27:55 It can only be tamed by the original creator for all of the purposes. It's a dragon. It's like breathing fire and it's being battled by like modern military people. Yeah, that's funny.

28:05 That was pretty good.

28:06 Now, before I show you the Lisp one, I don't know if people are familiar with Lisp.

28:10 This is like the first CS class I had to take in college when I did a CS, a couple of classes from my, like a minor part of my math degree.

28:20 And I really wanted to take C++.

28:21 And I said, "Please can I take that?" "No, you have to take Lisp." I'm like, "All right, great." So Lisp, I don't know if you've ever seen it, but boy, is it fun to have parentheses.

28:29 It's like everything is just parentheses, parentheses, parentheses.

28:32 you end up with like, even like a really simple example with like a line with five consecutive closing parentheses, right?

28:39 So it's just all about the parentheses.
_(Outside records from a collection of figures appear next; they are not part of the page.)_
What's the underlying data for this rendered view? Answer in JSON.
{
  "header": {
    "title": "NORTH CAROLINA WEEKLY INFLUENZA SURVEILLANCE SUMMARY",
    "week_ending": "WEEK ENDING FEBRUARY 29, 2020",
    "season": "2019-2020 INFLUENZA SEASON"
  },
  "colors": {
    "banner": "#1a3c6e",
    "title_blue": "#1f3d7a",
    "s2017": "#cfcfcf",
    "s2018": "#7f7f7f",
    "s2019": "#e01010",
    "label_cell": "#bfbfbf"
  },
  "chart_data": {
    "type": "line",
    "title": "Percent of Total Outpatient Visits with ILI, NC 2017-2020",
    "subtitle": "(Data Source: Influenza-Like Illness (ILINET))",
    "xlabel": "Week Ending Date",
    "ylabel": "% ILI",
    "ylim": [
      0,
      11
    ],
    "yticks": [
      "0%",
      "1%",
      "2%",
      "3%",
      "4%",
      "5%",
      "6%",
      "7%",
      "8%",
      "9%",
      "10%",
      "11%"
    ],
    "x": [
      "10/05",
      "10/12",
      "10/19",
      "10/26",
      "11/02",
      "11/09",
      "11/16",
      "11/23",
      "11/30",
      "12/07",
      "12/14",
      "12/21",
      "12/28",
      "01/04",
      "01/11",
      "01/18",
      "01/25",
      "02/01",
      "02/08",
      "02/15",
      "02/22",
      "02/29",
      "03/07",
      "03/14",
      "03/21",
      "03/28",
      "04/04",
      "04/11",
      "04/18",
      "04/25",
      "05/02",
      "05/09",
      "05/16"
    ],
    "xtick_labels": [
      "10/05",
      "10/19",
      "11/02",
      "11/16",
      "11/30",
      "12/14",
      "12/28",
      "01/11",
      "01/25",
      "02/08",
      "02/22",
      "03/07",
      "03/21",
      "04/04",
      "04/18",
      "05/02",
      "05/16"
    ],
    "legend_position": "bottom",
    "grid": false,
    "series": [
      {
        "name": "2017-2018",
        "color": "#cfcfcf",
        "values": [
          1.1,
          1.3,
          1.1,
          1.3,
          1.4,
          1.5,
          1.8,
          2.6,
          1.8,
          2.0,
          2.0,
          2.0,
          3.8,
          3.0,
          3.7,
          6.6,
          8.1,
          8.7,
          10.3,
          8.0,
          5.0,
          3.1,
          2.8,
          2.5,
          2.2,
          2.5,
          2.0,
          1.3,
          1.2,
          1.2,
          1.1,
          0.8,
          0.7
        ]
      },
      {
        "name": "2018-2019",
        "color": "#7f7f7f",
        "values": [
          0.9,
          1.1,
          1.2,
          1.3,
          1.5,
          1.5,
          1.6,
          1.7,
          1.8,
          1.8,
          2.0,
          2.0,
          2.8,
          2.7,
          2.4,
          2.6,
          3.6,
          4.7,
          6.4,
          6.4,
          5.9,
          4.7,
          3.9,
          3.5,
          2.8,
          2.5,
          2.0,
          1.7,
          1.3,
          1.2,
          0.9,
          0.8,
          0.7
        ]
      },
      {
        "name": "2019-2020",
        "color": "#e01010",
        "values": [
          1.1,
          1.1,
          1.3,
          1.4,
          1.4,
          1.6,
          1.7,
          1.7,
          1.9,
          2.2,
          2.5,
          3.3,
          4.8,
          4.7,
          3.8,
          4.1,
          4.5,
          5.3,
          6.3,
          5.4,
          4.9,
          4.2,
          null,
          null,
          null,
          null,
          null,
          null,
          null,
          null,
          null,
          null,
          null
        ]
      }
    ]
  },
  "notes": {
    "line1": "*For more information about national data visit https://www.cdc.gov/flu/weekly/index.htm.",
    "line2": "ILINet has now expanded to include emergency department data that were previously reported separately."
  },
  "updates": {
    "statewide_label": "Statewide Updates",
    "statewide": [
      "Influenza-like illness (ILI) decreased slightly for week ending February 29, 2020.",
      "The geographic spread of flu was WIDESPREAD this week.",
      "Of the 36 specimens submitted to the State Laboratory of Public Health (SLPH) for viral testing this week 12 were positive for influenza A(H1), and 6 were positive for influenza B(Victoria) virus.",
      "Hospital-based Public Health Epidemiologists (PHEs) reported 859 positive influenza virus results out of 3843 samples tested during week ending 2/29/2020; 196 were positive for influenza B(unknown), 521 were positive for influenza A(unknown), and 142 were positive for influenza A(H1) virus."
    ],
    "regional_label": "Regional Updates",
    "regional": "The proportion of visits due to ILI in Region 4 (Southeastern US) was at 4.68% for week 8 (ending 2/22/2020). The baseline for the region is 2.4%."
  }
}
28:41 - Lisp stands for lots of insipid silly parentheses.

28:44 - Exactly.

28:45 So the Lisp one is, it just says you built a parentheses, parentheses, parentheses, parentheses, like about 50 parentheses, a horse emoji, close parentheses about 50 times to match those off.

28:55 That one's awesome, isn't it?

28:58 - Yeah, that's good.

28:59 - All right, C#.

29:01 C# has camel casing for its naming.

29:06 So it says, "The horse works best "when dressed in a camel costume." They try to take it off and make it do something.

29:13 When you try anything else than a camel, it gets a bit fuzzy.

29:17 Won't even eat an apple 'cause it's got its camel costume off.

29:20 Assembly, this one may be, actually, this might be my favorite.

29:26 It's like eight-bit graphics.

29:28 It's super old school looking.

29:31 And it's a, so it's like completely, I don't know, it looks like it's out of late 80s graphics.

29:36 It says the horse turns out a little basic, but boy can it run fast.

29:41 And the girl just ride it like lightning.

29:45 - Yeah.

29:45 - I think it's the last one.

29:46 PHP, you built a Trojan horse.

29:48 Oh great, it releases hundreds of tiny horses to punish you every day forever.

29:54 (laughing)

29:56 - Okay.

29:59 And no, but unfortunately Python was absent.

30:02 Or I don't know, I'm not sure what it would have said.

30:04 But Alvaro added it.

30:05 I guess for the Python one, it's just import horse emoji.

30:09 - Import horse emoji.

30:10 - That's pretty good actually.

30:11 - Oh, can you put emojis in package names on PyPI?

30:15 - I don't know about package names.

30:16 You can put them in Python code.

30:18 Like they can be comments.

30:19 I don't know if you can be a pop, a pip install horse, but that'd be awesome.

30:23 Python Roman says, "Python is beautiful but slow." It's like a show horse.

30:29 Unless it's chased by C++ in our run.

30:34 - Yeah, the fast horses are actually just written in Rust and then imported in Python.

30:38 - Exactly, very true.

30:42 All right, well I thought this was a pretty good one.

30:43 A bit of a language lesson for everyone.

30:46 So what did we learn about PHP?

30:48 It releases hundreds of tiny horses to punish you every day forever.

30:52 - You just hire new people to maintain it.

30:56 - Exactly.

30:57 All right, well, good times.

30:58 - Good times, yeah.

30:59 Thanks for all the work on the pytest course too.

31:02 I appreciate it.

31:03 - Yeah, absolutely.

31:04 Yeah, people do check it out.

31:05 It really is good.

31:06 And Brian, thanks for doing it, and thanks for being here.

31:08 Bye everyone. - Thank you, bye.